Monday, January 23, 2012

Large Campaign Contributions Flow to New York Republicans Who Voted to Support Same Sex Marriage

The Fight in the November Elections Will be a Fair Fight

New York state’s Republican controlled state senate voted to allow same sex marriage in the state after four Republicans switched their position and voted in favor of the measure.  The outrage from Conservatives was immediate and strong.

Same-sex marriage opponents have promised to target them when all state lawmakers face re-election in November.

“All the money in the world isn’t going to buy them out of the fact that they’re about to lose an election,” said Brian Brown, the president of the National Organization for Marriage, which opposed the New York law and has said it will spend heavily to oust the four senators.

“People are outraged by what they’ve done, and they are going to be held accountable,” he said.

Now that may be true, but the issue will be decided in the November elections, and for once, the Conservatives will not be able to drown out their opponents with a huge advantage in fund raising.  These Republicans will have the monetary means to wage a vigorous defense.

State Senator Roy J. McDonald, a Republican who is a Vietnam veteran from Saratoga County, became a momentary folk hero for many gay people when he blurted out that people who were unhappy with his support for same-sex marriage “can take the job and shove it.” He raised about $447,000 in the six months following the vote, about 27 times more than he had raised in the same period in 2009.

Senator Stephen M. Saland, a Republican lawyer from Poughkeepsie whose decision to support same-sex marriage became clear only when he rose to speak during the vote, raised $425,000. For rank-and-file lawmakers in Albany, those are large sums — both men raised more in the latter half of 2011 than did the Senate majority leader, Dean G. Skelos, a Long Island Republican.

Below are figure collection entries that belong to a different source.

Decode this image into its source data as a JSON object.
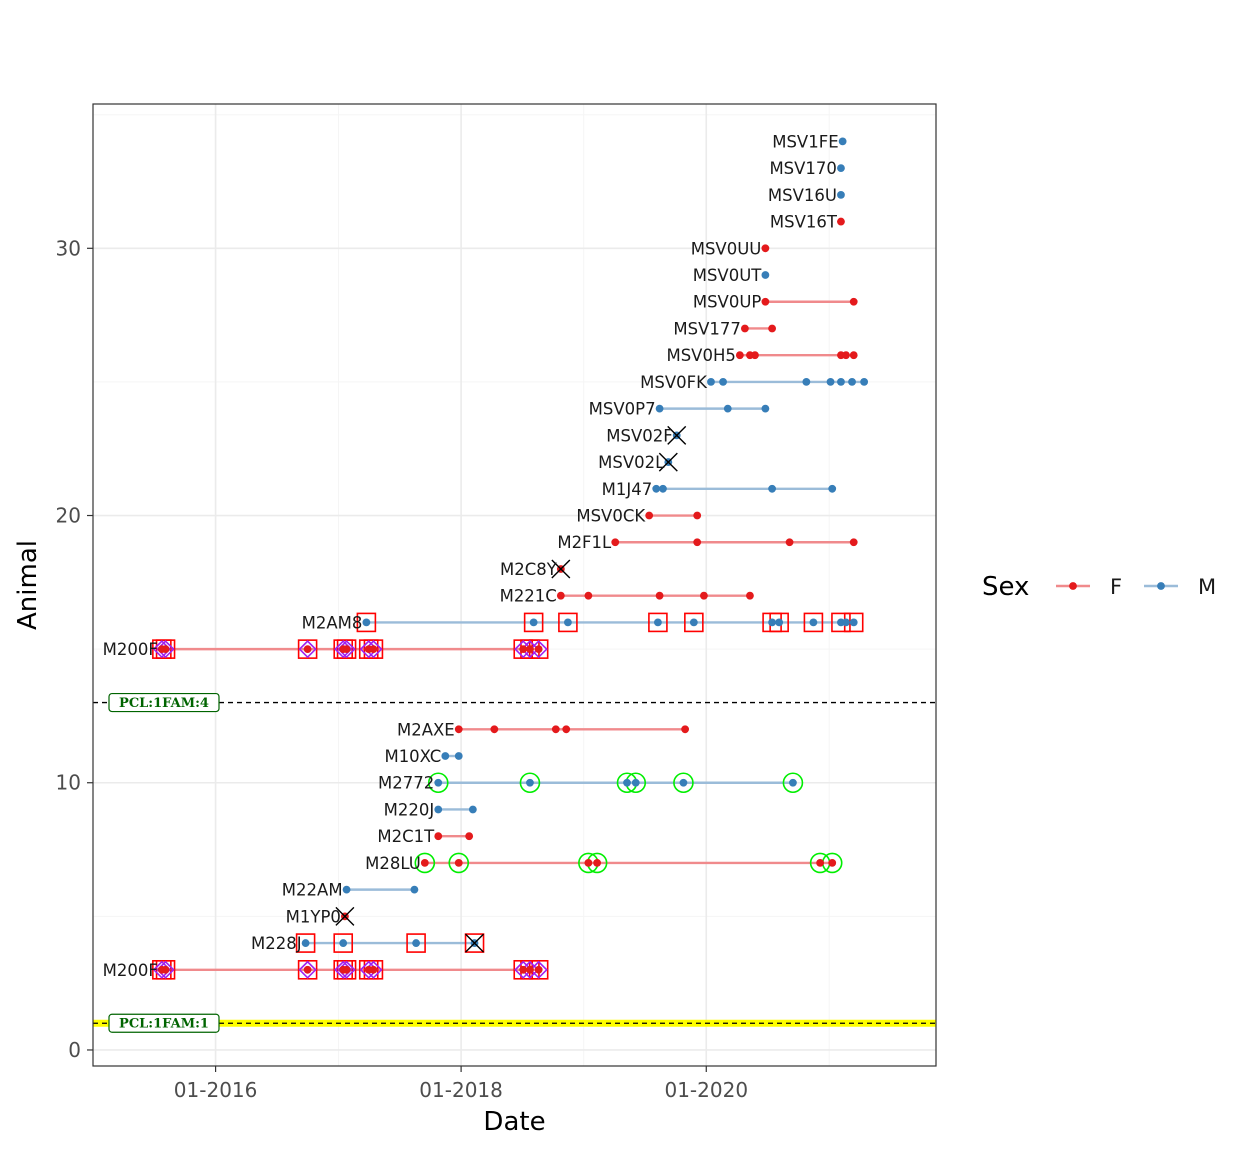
{
  "chart_data": {
    "type": "scatter",
    "xlabel": "Date",
    "ylabel": "Animal",
    "xlim": [
      "2015-01-01",
      "2021-11-15"
    ],
    "ylim": [
      -0.6,
      35.4
    ],
    "x_ticks": [
      {
        "date": "2016-01-01",
        "label": "01-2016"
      },
      {
        "date": "2018-01-01",
        "label": "01-2018"
      },
      {
        "date": "2020-01-01",
        "label": "01-2020"
      }
    ],
    "y_ticks": [
      {
        "value": 0,
        "label": "0"
      },
      {
        "value": 10,
        "label": "10"
      },
      {
        "value": 20,
        "label": "20"
      },
      {
        "value": 30,
        "label": "30"
      }
    ],
    "grid": true,
    "legend": {
      "title": "Sex",
      "position": "right",
      "items": [
        {
          "label": "F",
          "color": "#e41a1c"
        },
        {
          "label": "M",
          "color": "#377eb8"
        }
      ]
    },
    "separators": [
      {
        "y": 1,
        "label": "PCL:1FAM:1",
        "highlight_color": "#ffff00"
      },
      {
        "y": 13,
        "label": "PCL:1FAM:4"
      }
    ],
    "animals": [
      {
        "y": 3,
        "label": "M200F",
        "sex": "F",
        "dates": [
          "2015-07-25",
          "2015-08-05",
          "2016-10-01",
          "2017-01-15",
          "2017-01-25",
          "2017-04-01",
          "2017-04-15",
          "2018-07-05",
          "2018-07-25",
          "2018-08-20"
        ],
        "boxed": [
          "2015-07-25",
          "2015-08-05",
          "2016-10-01",
          "2017-01-15",
          "2017-01-25",
          "2017-04-01",
          "2017-04-15",
          "2018-07-05",
          "2018-07-25",
          "2018-08-20"
        ],
        "diamond": [
          "2015-07-25",
          "2015-08-05",
          "2016-10-01",
          "2017-01-15",
          "2017-01-25",
          "2017-04-01",
          "2017-04-15",
          "2018-07-05",
          "2018-07-25",
          "2018-08-20"
        ],
        "circled": [],
        "crossed": []
      },
      {
        "y": 4,
        "label": "M228J",
        "sex": "M",
        "dates": [
          "2016-09-25",
          "2017-01-15",
          "2017-08-20",
          "2018-02-10"
        ],
        "boxed": [
          "2016-09-25",
          "2017-01-15",
          "2017-08-20",
          "2018-02-10"
        ],
        "diamond": [],
        "circled": [],
        "crossed": [
          "2018-02-10"
        ]
      },
      {
        "y": 5,
        "label": "M1YP0",
        "sex": "F",
        "dates": [
          "2017-01-20"
        ],
        "boxed": [],
        "diamond": [],
        "circled": [],
        "crossed": [
          "2017-01-20"
        ]
      },
      {
        "y": 6,
        "label": "M22AM",
        "sex": "M",
        "dates": [
          "2017-01-25",
          "2017-08-15"
        ],
        "boxed": [],
        "diamond": [],
        "circled": [],
        "crossed": []
      },
      {
        "y": 7,
        "label": "M28LU",
        "sex": "F",
        "dates": [
          "2017-09-15",
          "2017-12-25",
          "2019-01-15",
          "2019-02-10",
          "2020-12-05",
          "2021-01-10"
        ],
        "boxed": [],
        "diamond": [],
        "circled": [
          "2017-09-15",
          "2017-12-25",
          "2019-01-15",
          "2019-02-10",
          "2020-12-05",
          "2021-01-10"
        ],
        "crossed": []
      },
      {
        "y": 8,
        "label": "M2C1T",
        "sex": "F",
        "dates": [
          "2017-10-25",
          "2018-01-25"
        ],
        "boxed": [],
        "diamond": [],
        "circled": [],
        "crossed": []
      },
      {
        "y": 9,
        "label": "M220J",
        "sex": "M",
        "dates": [
          "2017-10-25",
          "2018-02-05"
        ],
        "boxed": [],
        "diamond": [],
        "circled": [],
        "crossed": []
      },
      {
        "y": 10,
        "label": "M2772",
        "sex": "M",
        "dates": [
          "2017-10-25",
          "2018-07-25",
          "2019-05-10",
          "2019-06-05",
          "2019-10-25",
          "2020-09-15"
        ],
        "boxed": [],
        "diamond": [],
        "circled": [
          "2017-10-25",
          "2018-07-25",
          "2019-05-10",
          "2019-06-05",
          "2019-10-25",
          "2020-09-15"
        ],
        "crossed": []
      },
      {
        "y": 11,
        "label": "M10XC",
        "sex": "M",
        "dates": [
          "2017-11-15",
          "2017-12-25"
        ],
        "boxed": [],
        "diamond": [],
        "circled": [],
        "crossed": []
      },
      {
        "y": 12,
        "label": "M2AXE",
        "sex": "F",
        "dates": [
          "2017-12-25",
          "2018-04-10",
          "2018-10-10",
          "2018-11-10",
          "2019-10-30"
        ],
        "boxed": [],
        "diamond": [],
        "circled": [],
        "crossed": []
      },
      {
        "y": 15,
        "label": "M200F",
        "sex": "F",
        "dates": [
          "2015-07-25",
          "2015-08-05",
          "2016-10-01",
          "2017-01-15",
          "2017-01-25",
          "2017-04-01",
          "2017-04-15",
          "2018-07-05",
          "2018-07-25",
          "2018-08-20"
        ],
        "boxed": [
          "2015-07-25",
          "2015-08-05",
          "2016-10-01",
          "2017-01-15",
          "2017-01-25",
          "2017-04-01",
          "2017-04-15",
          "2018-07-05",
          "2018-07-25",
          "2018-08-20"
        ],
        "diamond": [
          "2015-07-25",
          "2015-08-05",
          "2016-10-01",
          "2017-01-15",
          "2017-01-25",
          "2017-04-01",
          "2017-04-15",
          "2018-07-05",
          "2018-07-25",
          "2018-08-20"
        ],
        "circled": [],
        "crossed": []
      },
      {
        "y": 16,
        "label": "M2AM8",
        "sex": "M",
        "dates": [
          "2017-03-25",
          "2018-08-05",
          "2018-11-15",
          "2019-08-10",
          "2019-11-25",
          "2020-07-15",
          "2020-08-05",
          "2020-11-15",
          "2021-02-05",
          "2021-02-20",
          "2021-03-15"
        ],
        "boxed": [
          "2017-03-25",
          "2018-08-05",
          "2018-11-15",
          "2019-08-10",
          "2019-11-25",
          "2020-07-15",
          "2020-08-05",
          "2020-11-15",
          "2021-02-05",
          "2021-03-15"
        ],
        "diamond": [],
        "circled": [],
        "crossed": []
      },
      {
        "y": 17,
        "label": "M221C",
        "sex": "F",
        "dates": [
          "2018-10-25",
          "2019-01-15",
          "2019-08-15",
          "2019-12-25",
          "2020-05-10"
        ],
        "boxed": [],
        "diamond": [],
        "circled": [],
        "crossed": []
      },
      {
        "y": 18,
        "label": "M2C8Y",
        "sex": "F",
        "dates": [
          "2018-10-25"
        ],
        "boxed": [],
        "diamond": [],
        "circled": [],
        "crossed": [
          "2018-10-25"
        ]
      },
      {
        "y": 19,
        "label": "M2F1L",
        "sex": "F",
        "dates": [
          "2019-04-05",
          "2019-12-05",
          "2020-09-05",
          "2021-03-15"
        ],
        "boxed": [],
        "diamond": [],
        "circled": [],
        "crossed": []
      },
      {
        "y": 20,
        "label": "MSV0CK",
        "sex": "F",
        "dates": [
          "2019-07-15",
          "2019-12-05"
        ],
        "boxed": [],
        "diamond": [],
        "circled": [],
        "crossed": []
      },
      {
        "y": 21,
        "label": "M1J47",
        "sex": "M",
        "dates": [
          "2019-08-05",
          "2019-08-25",
          "2020-07-15",
          "2021-01-10"
        ],
        "boxed": [],
        "diamond": [],
        "circled": [],
        "crossed": []
      },
      {
        "y": 22,
        "label": "MSV02L",
        "sex": "M",
        "dates": [
          "2019-09-10"
        ],
        "boxed": [],
        "diamond": [],
        "circled": [],
        "crossed": [
          "2019-09-10"
        ]
      },
      {
        "y": 23,
        "label": "MSV02F",
        "sex": "M",
        "dates": [
          "2019-10-05"
        ],
        "boxed": [],
        "diamond": [],
        "circled": [],
        "crossed": [
          "2019-10-05"
        ]
      },
      {
        "y": 24,
        "label": "MSV0P7",
        "sex": "M",
        "dates": [
          "2019-08-15",
          "2020-03-05",
          "2020-06-25"
        ],
        "boxed": [],
        "diamond": [],
        "circled": [],
        "crossed": []
      },
      {
        "y": 25,
        "label": "MSV0FK",
        "sex": "M",
        "dates": [
          "2020-01-15",
          "2020-02-20",
          "2020-10-25",
          "2021-01-05",
          "2021-02-05",
          "2021-03-10",
          "2021-04-15"
        ],
        "boxed": [],
        "diamond": [],
        "circled": [],
        "crossed": []
      },
      {
        "y": 26,
        "label": "MSV0H5",
        "sex": "F",
        "dates": [
          "2020-04-10",
          "2020-05-10",
          "2020-05-25",
          "2021-02-05",
          "2021-02-20",
          "2021-03-15"
        ],
        "boxed": [],
        "diamond": [],
        "circled": [],
        "crossed": []
      },
      {
        "y": 27,
        "label": "MSV177",
        "sex": "F",
        "dates": [
          "2020-04-25",
          "2020-07-15"
        ],
        "boxed": [],
        "diamond": [],
        "circled": [],
        "crossed": []
      },
      {
        "y": 28,
        "label": "MSV0UP",
        "sex": "F",
        "dates": [
          "2020-06-25",
          "2021-03-15"
        ],
        "boxed": [],
        "diamond": [],
        "circled": [],
        "crossed": []
      },
      {
        "y": 29,
        "label": "MSV0UT",
        "sex": "M",
        "dates": [
          "2020-06-25"
        ],
        "boxed": [],
        "diamond": [],
        "circled": [],
        "crossed": []
      },
      {
        "y": 30,
        "label": "MSV0UU",
        "sex": "F",
        "dates": [
          "2020-06-25"
        ],
        "boxed": [],
        "diamond": [],
        "circled": [],
        "crossed": []
      },
      {
        "y": 31,
        "label": "MSV16T",
        "sex": "F",
        "dates": [
          "2021-02-05"
        ],
        "boxed": [],
        "diamond": [],
        "circled": [],
        "crossed": []
      },
      {
        "y": 32,
        "label": "MSV16U",
        "sex": "M",
        "dates": [
          "2021-02-05"
        ],
        "boxed": [],
        "diamond": [],
        "circled": [],
        "crossed": []
      },
      {
        "y": 33,
        "label": "MSV170",
        "sex": "M",
        "dates": [
          "2021-02-05"
        ],
        "boxed": [],
        "diamond": [],
        "circled": [],
        "crossed": []
      },
      {
        "y": 34,
        "label": "MSV1FE",
        "sex": "M",
        "dates": [
          "2021-02-10"
        ],
        "boxed": [],
        "diamond": [],
        "circled": [],
        "crossed": []
      }
    ],
    "colors": {
      "F": "#e41a1c",
      "M": "#377eb8",
      "F_line": "#f08a8c",
      "M_line": "#9bbcd9",
      "box": "#ff0000",
      "diamond": "#a020f0",
      "circle": "#00ee00",
      "cross": "#000000",
      "panel_border": "#333333",
      "grid_major": "#ebebeb",
      "grid_minor": "#f5f5f5"
    }
  }
}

Senator Mark Grisanti, a first-term Republican from Buffalo, raised $325,000 in the six months after the vote.

Michael McKeon, a 48-year-old California insurance executive who describes his political stance as “just to the left of being far left,” said he had never supported a Republican in his life before hearing Mr. Grisanti’s speech on the Senate floor during the same-sex marriage debate.

So the race for these four state senators will be totally obscured by the Presidential race.  But their ability to raise this kind of money is a reason why the races should not be obscure, and as to the fact that they will be defeated for re-election, well don’t bet the farm.  Voters respect courage and conviction and in some cases they will vote for courage and conviction even when those convictions are not what the voter supports.  Voters are smart enough to know that a politician of integrity is such a rare animal that when you get one you keep it, rather than contribute to the drive to render such a person extinct.